A handful of typos, a layout that occasionally includes poems by different authors on the same page, and a whimsical “Passenger List” in lieu of the more standard table of contents contribute to the homespun aesthetic. If the journal sometimes reveals its seams, readers and potential contributors will nonetheless find a strong community when it comes to unpretentious poems.
Lines such as,
Beginning in March it is important
To wonder why we are important
If what we do is swill important
Wine and discuss, while drinking, important
Issues of the day…
as well as “I’d drown a thousand midnights in the sea / to recreate just one I spent with you” represent a frequent approach throughout the issue. The poets often favor the occasional abstraction as well as familiar subjects. One poem offers a “Recipe for Success as a Poet” and defiantly concludes with the exhortation:
Do not listen to idiots telling you what you should or should not do
with your life.
Another poem describes the young by remarking, “How restless in their youth.” Poems inspired by Ginsberg and Bukowski appear alongside poems that pay tribute to the everyday, from the New York Yankees to American flags. Banalities do not appear as something to eschew, but as a part of life, equally deserving of attention. As such, The Main Street Rag remains largely true to its purpose, which is in part to present “work that is alive with the poet's own experiences.” Still, one might hope for greater imaginative risks.

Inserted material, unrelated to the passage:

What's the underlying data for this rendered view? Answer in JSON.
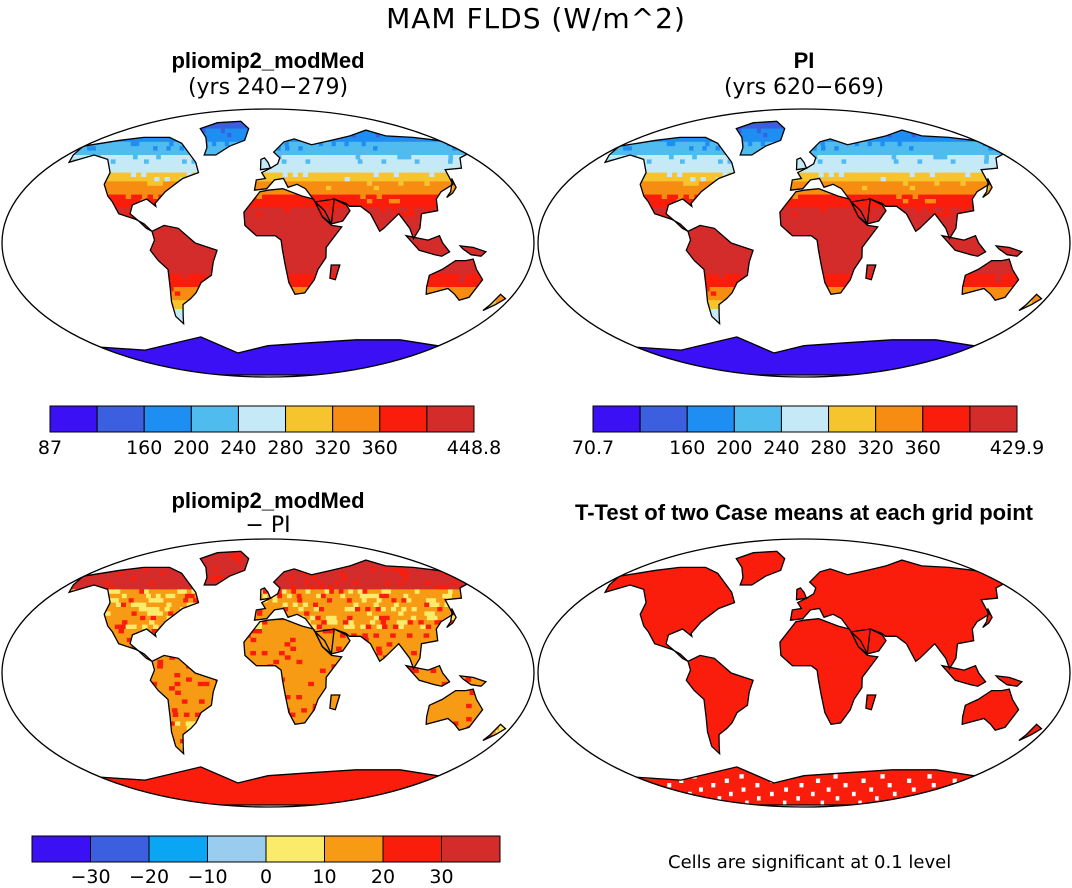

It should come as little surprise that the issue’s standouts are Rikki Santer’s “Charles Darwin Visits the Beagle Point Mall,” a poem which melds shoppers and commonplace objects with extravagant animals, and Tamas Dobozy’s impactful “Oscar’s Cabinet of Curiosities”—a story that mines the wisdom in tragic circumstances with a fable-like quality. These alone would make the issue a pleasure to explore.